What is our prediction based on?

The prediction score is a score between 0 and 1 that is attributed to each student in the Dashboard. The closer the score is to 1, the more likely it is there is something worth investigating. It is calculated using Turnitin’s prediction algorithm, which uses Natural Language Processing (NLP) methods.

NLP is a subfield of Artificial Intelligence that is focused on enabling computers to understand and process human languages, to get computers closer to a human-level understanding of language.

So how does it work?

The prediction algorithm was trained on a set of labeled data containing student work by the same author and work by different authors.
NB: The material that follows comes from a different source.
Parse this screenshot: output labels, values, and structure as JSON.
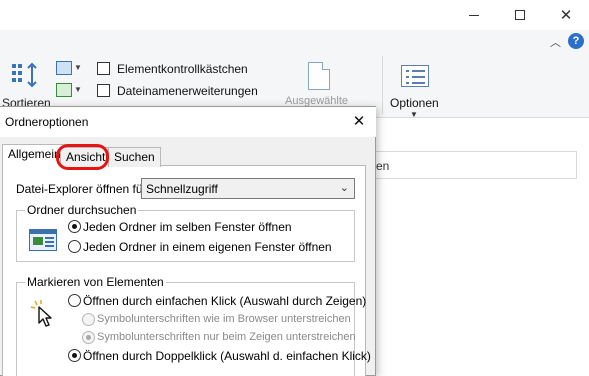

The machine-learning algorithm was trained on a very large labeled dataset across hundreds of linguistic features to learn what characteristics signify authorship and non-authorship. We then tested the trained algorithm on another large test/validation dataset to ensure we did not overtrain our model on the training data.
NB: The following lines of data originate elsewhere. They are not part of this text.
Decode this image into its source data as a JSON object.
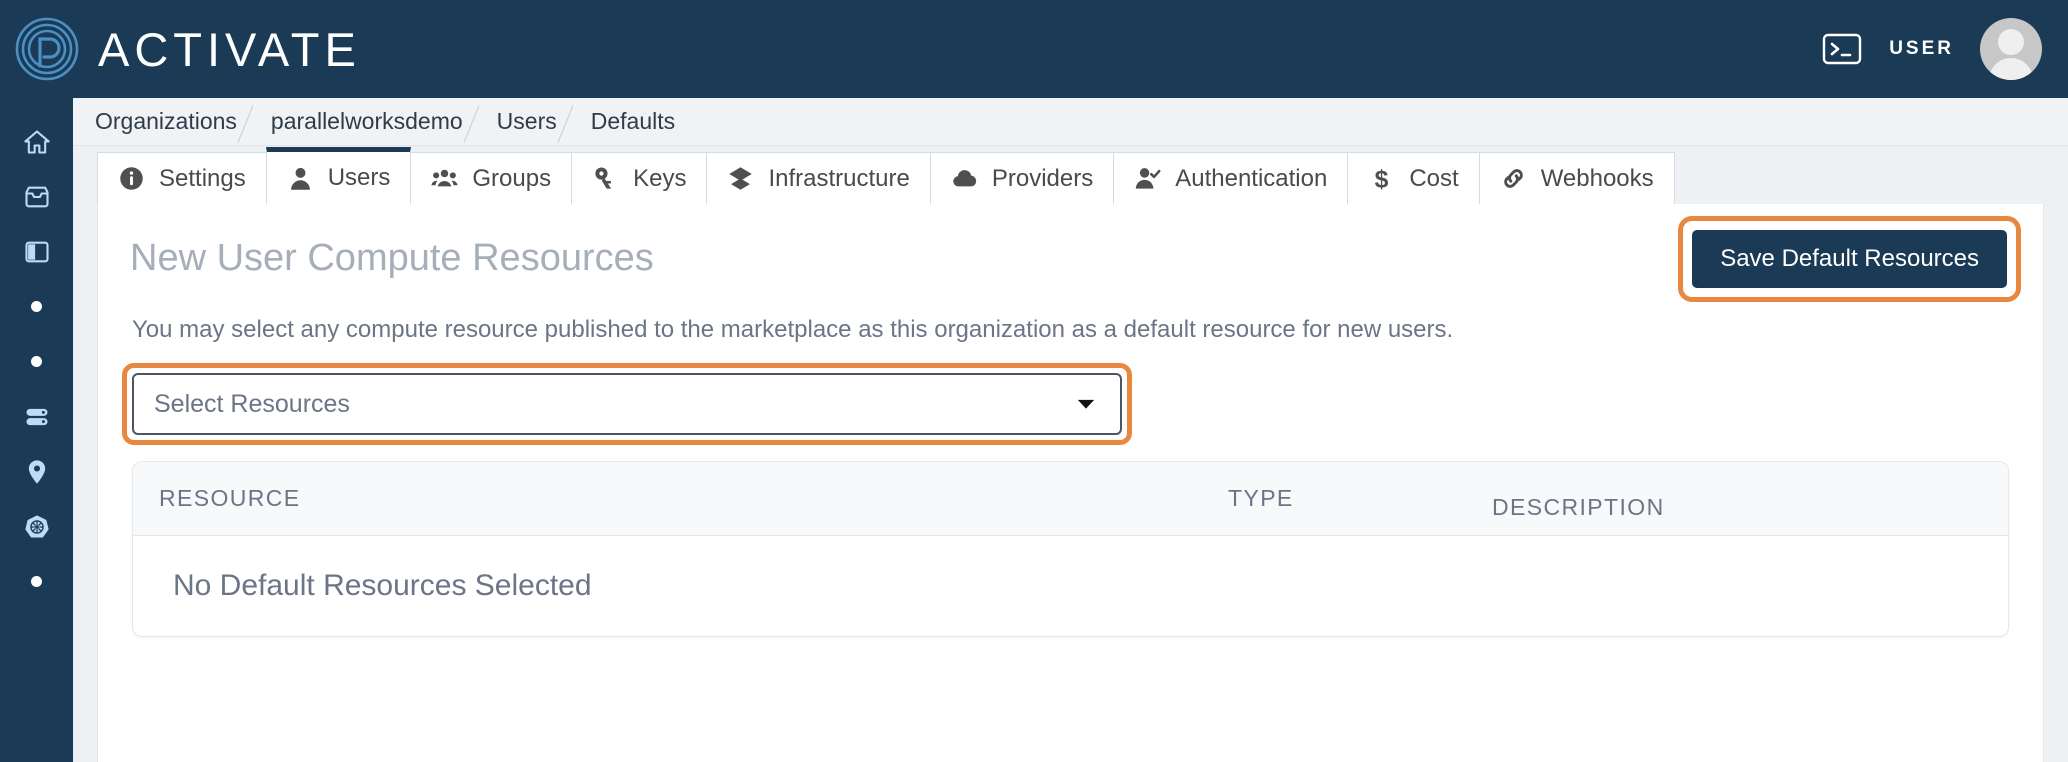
{
  "brand": {
    "name": "ACTIVATE"
  },
  "topbar": {
    "terminal_icon": "terminal-icon",
    "user_label": "USER",
    "avatar": "user-avatar"
  },
  "sidebar": {
    "items": [
      {
        "icon": "home-icon",
        "type": "icon"
      },
      {
        "icon": "inbox-icon",
        "type": "icon"
      },
      {
        "icon": "panel-columns-icon",
        "type": "icon"
      },
      {
        "icon": "dot-icon",
        "type": "dot"
      },
      {
        "icon": "dot-icon",
        "type": "dot"
      },
      {
        "icon": "server-icon",
        "type": "icon"
      },
      {
        "icon": "map-pin-icon",
        "type": "icon"
      },
      {
        "icon": "kubernetes-icon",
        "type": "icon"
      },
      {
        "icon": "dot-icon",
        "type": "dot"
      }
    ]
  },
  "breadcrumb": {
    "items": [
      "Organizations",
      "parallelworksdemo",
      "Users",
      "Defaults"
    ]
  },
  "tabs": [
    {
      "label": "Settings",
      "icon": "info-circle-icon",
      "active": false
    },
    {
      "label": "Users",
      "icon": "user-icon",
      "active": true
    },
    {
      "label": "Groups",
      "icon": "users-group-icon",
      "active": false
    },
    {
      "label": "Keys",
      "icon": "key-icon",
      "active": false
    },
    {
      "label": "Infrastructure",
      "icon": "layers-icon",
      "active": false
    },
    {
      "label": "Providers",
      "icon": "cloud-icon",
      "active": false
    },
    {
      "label": "Authentication",
      "icon": "user-check-icon",
      "active": false
    },
    {
      "label": "Cost",
      "icon": "dollar-icon",
      "active": false
    },
    {
      "label": "Webhooks",
      "icon": "link-chain-icon",
      "active": false
    }
  ],
  "main": {
    "title": "New User Compute Resources",
    "save_button": "Save Default Resources",
    "description": "You may select any compute resource published to the marketplace as this organization as a default resource for new users.",
    "select": {
      "value": "Select Resources",
      "chevron": "chevron-down-icon"
    },
    "table": {
      "columns": [
        "RESOURCE",
        "TYPE",
        "DESCRIPTION"
      ],
      "empty_message": "No Default Resources Selected",
      "rows": []
    }
  },
  "colors": {
    "header_navy": "#1b3a56",
    "highlight_orange": "#e8883f",
    "page_bg": "#eef1f4",
    "muted_text": "#6b7585"
  }
}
These linguistic features are often too complex to present as valuable data. For this reason we combine them into an easily digestible score that we can attribute to a student.

Is it accurate?

Our accuracy targets were based on research conducted by Deakin University on how well markers identify contract cheating when they are told to look for it. In that study, they reached a 62% sensitivity in identifying contract cheating. Our algorithm is tuned to have the same level of sensitivity (detection rate) in identifying different authors based on our prediction algorithm validation.

The more you and other institutions use Authorship for Investigators, the better the prediction model will become.

We never claim that a student has contract cheated, we simply recommend further investigation. It is up to the investigator to determine if there is enough evidence to make a contract cheating allegation.